Anak kami, Kainalu, kepincut berat dengan film animasi “Avatar”. Hampir setiap pagi sebelum berangkat ke sekolah (TK) dia selalu memaksa untuk nonton filmnya sampai selesai. Akibatnya, dia selalu terlambat ke sekolah. Yah, susahnya film anak-anak diputar sepagi itu. Semula kami merasa berat dengan kebiasaan nonton film itu, tetapi kami juga terdorong rasa ingin tahu apa sebenarnya yang diceritakan di film itu. Beberapa kali kami menyempatkan diri untuk menontonnya. Wow, ternyata film animasi Avatar itu sarat dengan ajaran-ajaran kebijaksanaan Timur yang dikemas dengan sangat baik. Bahkan sekarang bukan hanya Kainalu, kami pun orangtuanya jadi ketagihan ingin menikmati alur cerita dan juga ungkapan-ungkapan hikmat (wise words) yang kerap muncul dalam adegan-adegan Avatar. Sayangnya, setelah beberapa kali menontonnya kami mulai bosan karena serinya tidak berlanjut. Jadinya ya terjadi pengulangan berkali-kali sampai kami hafal beberapa episode.
Kisah Avatar sederhana. Bermula dari titisan pengendali empat unsur utama: api-air-angin-bumi. Avatar digambarkan sebagai roh titisan yang sudah beberapa kali muncul dalam kurun sejarah manusia selama ribuan tahun. Kali ini Avatar berinkarnasi dalam wujud seorang bocah lucu bernama Aang (baca: Eng). Aang dipercaya sebagai Avatar. Kendati demikian, tidak serta-merta seluruh kemampuan sakti Avatar sudah inheren dalam diri Aang. Meskipun ada potensi kekuatan Avatar dalam diri Aang, tetapi potensi itu harus dikelola, dilatih untuk mencapai tingkat kesempurnaan. Oleh karena itu, film Avatar sebenarnya berkisah tentang perjalanan dan liku-liku persoalan yang dihadapi oleh Aang untuk mencari guru yang dapat membimbingnya mengolah kemampuan pengendali empat unsur utama alam semesta tadi secara sempurna. Dalam pencariannya, Aang ditemani oleh dua orang sahabatnya kakak-adik bernama Saka dan Katara. Saka jago main bumerang, sedangkan Katara memiliki kemampuan pengendali air.

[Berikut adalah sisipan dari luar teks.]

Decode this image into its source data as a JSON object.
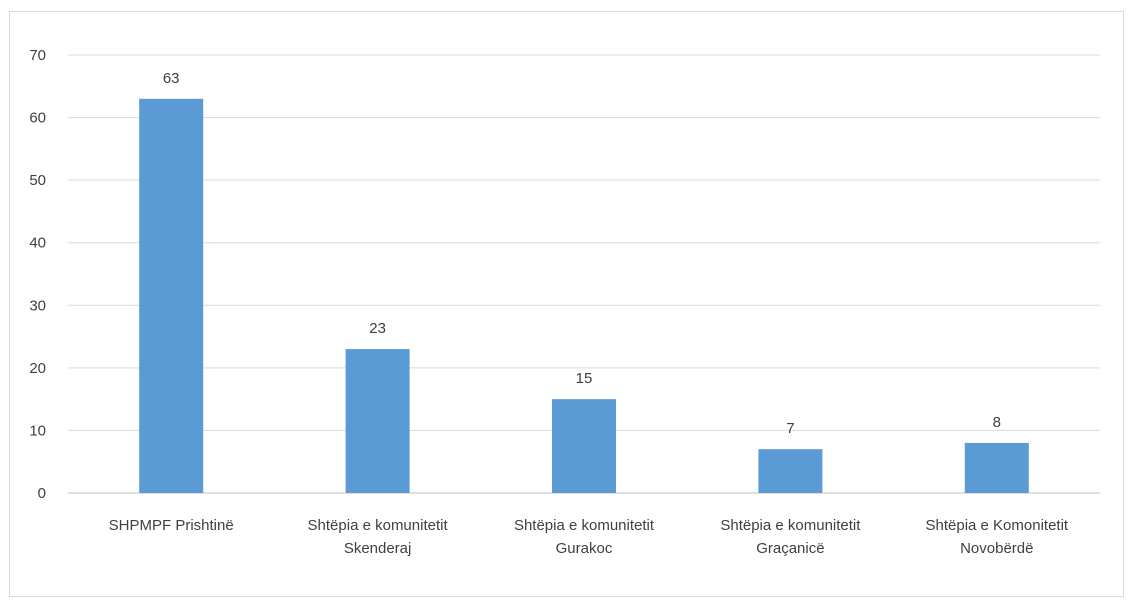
{
  "chart_data": {
    "type": "bar",
    "categories": [
      [
        "SHPMPF Prishtinë"
      ],
      [
        "Shtëpia e komunitetit",
        "Skenderaj"
      ],
      [
        "Shtëpia e komunitetit",
        "Gurakoc"
      ],
      [
        "Shtëpia e komunitetit",
        "Graçanicë"
      ],
      [
        "Shtëpia e Komonitetit",
        "Novobërdë"
      ]
    ],
    "values": [
      63,
      23,
      15,
      7,
      8
    ],
    "ylim": [
      0,
      70
    ],
    "yticks": [
      0,
      10,
      20,
      30,
      40,
      50,
      60,
      70
    ],
    "grid": true,
    "legend": "none",
    "colors": {
      "bar": "#5b9bd5",
      "grid": "#d9d9d9",
      "axis": "#bfbfbf",
      "text": "#404040"
    }
  }
}
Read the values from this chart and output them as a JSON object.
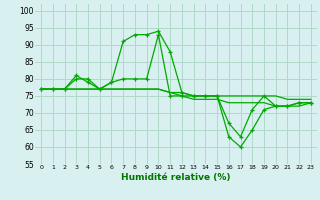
{
  "xlabel": "Humidité relative (%)",
  "bg_color": "#d8f0f0",
  "grid_color": "#b0d8c8",
  "line_color": "#00aa00",
  "xlim": [
    -0.5,
    23.5
  ],
  "ylim": [
    55,
    102
  ],
  "xticks": [
    0,
    1,
    2,
    3,
    4,
    5,
    6,
    7,
    8,
    9,
    10,
    11,
    12,
    13,
    14,
    15,
    16,
    17,
    18,
    19,
    20,
    21,
    22,
    23
  ],
  "yticks": [
    55,
    60,
    65,
    70,
    75,
    80,
    85,
    90,
    95,
    100
  ],
  "line1": [
    77,
    77,
    77,
    81,
    79,
    77,
    79,
    91,
    93,
    93,
    94,
    88,
    76,
    75,
    75,
    75,
    63,
    60,
    65,
    71,
    72,
    72,
    73,
    73
  ],
  "line2": [
    77,
    77,
    77,
    80,
    80,
    77,
    79,
    80,
    80,
    80,
    93,
    75,
    75,
    75,
    75,
    75,
    67,
    63,
    71,
    75,
    72,
    72,
    73,
    73
  ],
  "line3": [
    77,
    77,
    77,
    77,
    77,
    77,
    77,
    77,
    77,
    77,
    77,
    76,
    76,
    75,
    75,
    75,
    75,
    75,
    75,
    75,
    75,
    74,
    74,
    74
  ],
  "line4": [
    77,
    77,
    77,
    77,
    77,
    77,
    77,
    77,
    77,
    77,
    77,
    76,
    75,
    74,
    74,
    74,
    73,
    73,
    73,
    73,
    72,
    72,
    72,
    73
  ],
  "xlabel_fontsize": 6.5,
  "ytick_fontsize": 5.5,
  "xtick_fontsize": 4.5
}
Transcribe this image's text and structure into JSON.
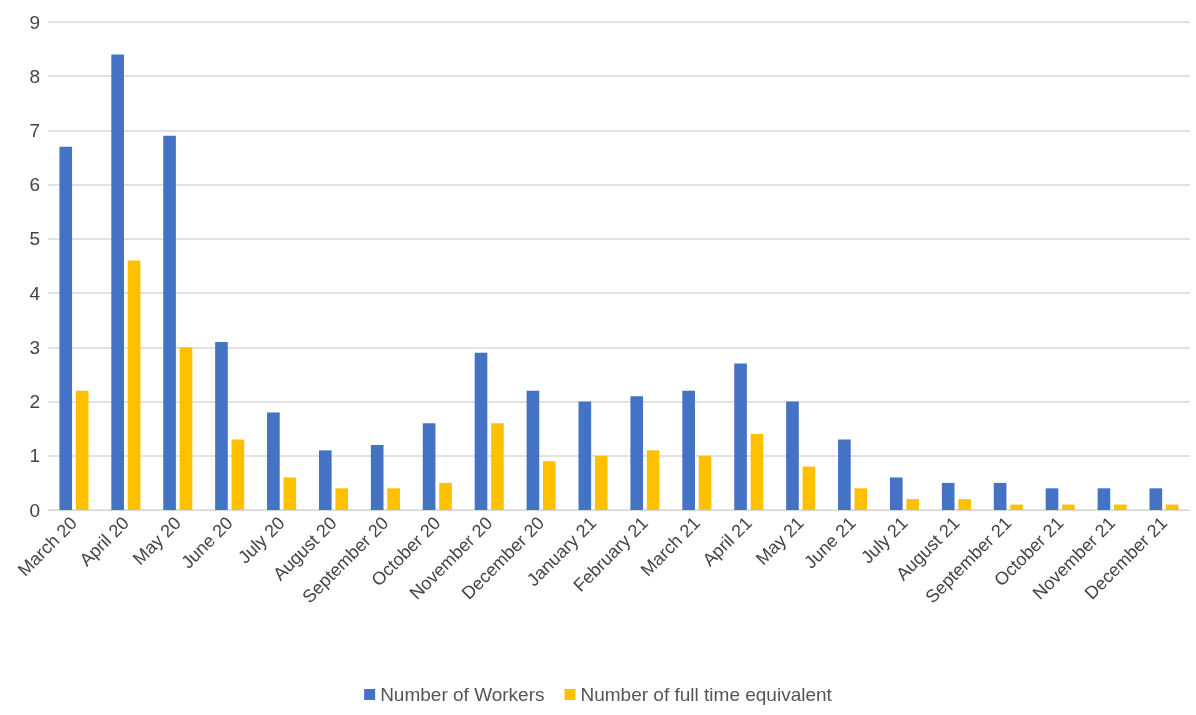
{
  "chart_data": {
    "type": "bar",
    "categories": [
      "March 20",
      "April 20",
      "May 20",
      "June 20",
      "July 20",
      "August 20",
      "September 20",
      "October 20",
      "November 20",
      "December 20",
      "January 21",
      "February 21",
      "March 21",
      "April 21",
      "May 21",
      "June 21",
      "July 21",
      "August 21",
      "September 21",
      "October 21",
      "November 21",
      "December 21"
    ],
    "series": [
      {
        "name": "Number of Workers",
        "color": "#4472c4",
        "values": [
          6.7,
          8.4,
          6.9,
          3.1,
          1.8,
          1.1,
          1.2,
          1.6,
          2.9,
          2.2,
          2.0,
          2.1,
          2.2,
          2.7,
          2.0,
          1.3,
          0.6,
          0.5,
          0.5,
          0.4,
          0.4,
          0.4
        ]
      },
      {
        "name": "Number of full time equivalent",
        "color": "#ffc000",
        "values": [
          2.2,
          4.6,
          3.0,
          1.3,
          0.6,
          0.4,
          0.4,
          0.5,
          1.6,
          0.9,
          1.0,
          1.1,
          1.0,
          1.4,
          0.8,
          0.4,
          0.2,
          0.2,
          0.1,
          0.1,
          0.1,
          0.1
        ]
      }
    ],
    "ylim": [
      0,
      9
    ],
    "yticks": [
      0,
      1,
      2,
      3,
      4,
      5,
      6,
      7,
      8,
      9
    ],
    "grid": "y",
    "legend": "bottom"
  }
}
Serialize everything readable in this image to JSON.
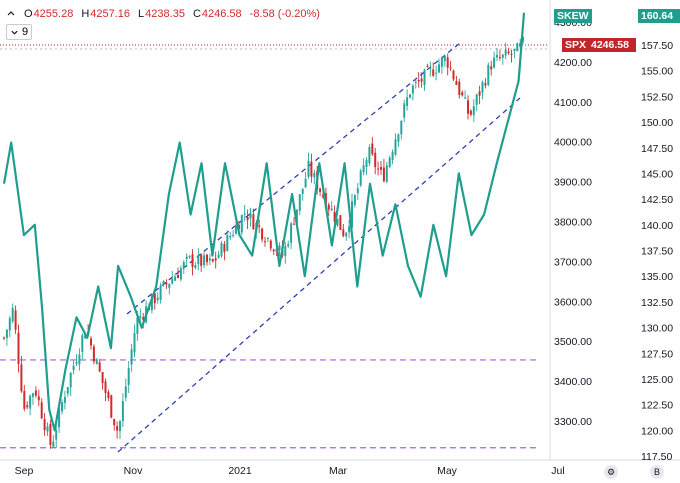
{
  "header": {
    "open_label": "O",
    "open": "4255.28",
    "high_label": "H",
    "high": "4257.16",
    "low_label": "L",
    "low": "4238.35",
    "close_label": "C",
    "close": "4246.58",
    "change": "-8.58 (-0.20%)"
  },
  "indicator_toggle": {
    "count": "9"
  },
  "corner_buttons": {
    "settings": "⚙",
    "b": "B"
  },
  "colors": {
    "up": "#26a69a",
    "down": "#d02b2b",
    "skew": "#1f9e8e",
    "channel": "#2f3fb3",
    "support": "#b05be0",
    "price_line": "#c0262a"
  },
  "chart_data": {
    "type": "candlestick_with_line_overlay",
    "series": [
      {
        "name": "SPX",
        "type": "candlestick",
        "axis": "left",
        "last": "4246.58",
        "ohlc_sample": [
          {
            "x": "2020-08-28",
            "v": 3508
          },
          {
            "x": "2020-09-02",
            "v": 3580
          },
          {
            "x": "2020-09-08",
            "v": 3332
          },
          {
            "x": "2020-09-14",
            "v": 3384
          },
          {
            "x": "2020-09-23",
            "v": 3236
          },
          {
            "x": "2020-09-30",
            "v": 3363
          },
          {
            "x": "2020-10-12",
            "v": 3534
          },
          {
            "x": "2020-10-30",
            "v": 3270
          },
          {
            "x": "2020-11-09",
            "v": 3550
          },
          {
            "x": "2020-11-24",
            "v": 3635
          },
          {
            "x": "2020-12-08",
            "v": 3702
          },
          {
            "x": "2020-12-21",
            "v": 3694
          },
          {
            "x": "2021-01-08",
            "v": 3824
          },
          {
            "x": "2021-01-29",
            "v": 3714
          },
          {
            "x": "2021-02-12",
            "v": 3934
          },
          {
            "x": "2021-03-04",
            "v": 3768
          },
          {
            "x": "2021-03-17",
            "v": 3974
          },
          {
            "x": "2021-03-25",
            "v": 3909
          },
          {
            "x": "2021-04-09",
            "v": 4128
          },
          {
            "x": "2021-04-29",
            "v": 4211
          },
          {
            "x": "2021-05-12",
            "v": 4063
          },
          {
            "x": "2021-05-24",
            "v": 4197
          },
          {
            "x": "2021-06-07",
            "v": 4226
          },
          {
            "x": "2021-06-11",
            "v": 4246.58
          }
        ]
      },
      {
        "name": "SKEW",
        "type": "line",
        "axis": "right",
        "last": "160.64",
        "points": [
          {
            "x": "2020-08-28",
            "y": 144.0
          },
          {
            "x": "2020-09-01",
            "y": 148.0
          },
          {
            "x": "2020-09-08",
            "y": 139.0
          },
          {
            "x": "2020-09-14",
            "y": 140.0
          },
          {
            "x": "2020-09-18",
            "y": 132.0
          },
          {
            "x": "2020-09-22",
            "y": 122.0
          },
          {
            "x": "2020-09-25",
            "y": 120.0
          },
          {
            "x": "2020-10-01",
            "y": 126.0
          },
          {
            "x": "2020-10-07",
            "y": 131.0
          },
          {
            "x": "2020-10-13",
            "y": 129.0
          },
          {
            "x": "2020-10-19",
            "y": 134.0
          },
          {
            "x": "2020-10-26",
            "y": 128.0
          },
          {
            "x": "2020-10-30",
            "y": 136.0
          },
          {
            "x": "2020-11-06",
            "y": 133.0
          },
          {
            "x": "2020-11-12",
            "y": 130.0
          },
          {
            "x": "2020-11-20",
            "y": 134.0
          },
          {
            "x": "2020-11-27",
            "y": 143.0
          },
          {
            "x": "2020-12-03",
            "y": 148.0
          },
          {
            "x": "2020-12-09",
            "y": 141.0
          },
          {
            "x": "2020-12-15",
            "y": 146.0
          },
          {
            "x": "2020-12-21",
            "y": 137.0
          },
          {
            "x": "2020-12-28",
            "y": 146.0
          },
          {
            "x": "2021-01-05",
            "y": 139.0
          },
          {
            "x": "2021-01-12",
            "y": 137.0
          },
          {
            "x": "2021-01-20",
            "y": 146.0
          },
          {
            "x": "2021-01-27",
            "y": 136.0
          },
          {
            "x": "2021-02-03",
            "y": 143.0
          },
          {
            "x": "2021-02-10",
            "y": 135.0
          },
          {
            "x": "2021-02-18",
            "y": 146.0
          },
          {
            "x": "2021-02-25",
            "y": 138.0
          },
          {
            "x": "2021-03-04",
            "y": 146.0
          },
          {
            "x": "2021-03-11",
            "y": 134.0
          },
          {
            "x": "2021-03-18",
            "y": 144.0
          },
          {
            "x": "2021-03-25",
            "y": 137.0
          },
          {
            "x": "2021-04-01",
            "y": 142.0
          },
          {
            "x": "2021-04-08",
            "y": 136.0
          },
          {
            "x": "2021-04-15",
            "y": 133.0
          },
          {
            "x": "2021-04-22",
            "y": 140.0
          },
          {
            "x": "2021-04-29",
            "y": 135.0
          },
          {
            "x": "2021-05-06",
            "y": 145.0
          },
          {
            "x": "2021-05-13",
            "y": 139.0
          },
          {
            "x": "2021-05-20",
            "y": 141.0
          },
          {
            "x": "2021-05-27",
            "y": 146.0
          },
          {
            "x": "2021-06-02",
            "y": 150.0
          },
          {
            "x": "2021-06-08",
            "y": 154.0
          },
          {
            "x": "2021-06-11",
            "y": 160.64
          }
        ]
      }
    ],
    "overlays": [
      {
        "type": "channel",
        "style": "dashed",
        "color": "#2f3fb3"
      },
      {
        "type": "horizontal_support",
        "style": "dashed",
        "color": "#b05be0",
        "value": 3453
      },
      {
        "type": "horizontal_support",
        "style": "dashed",
        "color": "#b05be0",
        "value": 3233
      }
    ],
    "left_axis_ticks": [
      "4300.00",
      "4200.00",
      "4100.00",
      "4000.00",
      "3900.00",
      "3800.00",
      "3700.00",
      "3600.00",
      "3500.00",
      "3400.00",
      "3300.00"
    ],
    "right_axis_ticks": [
      "157.50",
      "155.00",
      "152.50",
      "150.00",
      "147.50",
      "145.00",
      "142.50",
      "140.00",
      "137.50",
      "135.00",
      "132.50",
      "130.00",
      "127.50",
      "125.00",
      "122.50",
      "120.00",
      "117.50"
    ],
    "x_ticks": [
      "Sep",
      "Nov",
      "2021",
      "Mar",
      "May",
      "Jul"
    ],
    "labels": {
      "skew_tag": "SKEW",
      "skew_value": "160.64",
      "spx_tag": "SPX",
      "spx_value": "4246.58"
    }
  }
}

Aang sendiri sudah memiliki tingkat pengendalian angin yang tinggi.
Salah satu tantangan terberat yang dihadapi mereka bertiga adalah dari Pangeran Zuko, putra mahkota Kerajaan Api yang diusir keluar dari Kerajaan Api dan hanya diizinkan kembali jika berhasil menangkap Avatar. Pangeran Zuko adalah sosok temperamental dan obsesif, yang kadang-kadang ceroboh dan cenderung angkuh. Tetapi Zuko adalah seorang petarung yang gigih dan pantang menyerah sebelum mendapatkan apa yang diinginkannya. Beberapa kali dia digambarkan terlibat pertarungan dengan Aang, tetapi dia tidak pernah menyerah untuk memburu Avatar.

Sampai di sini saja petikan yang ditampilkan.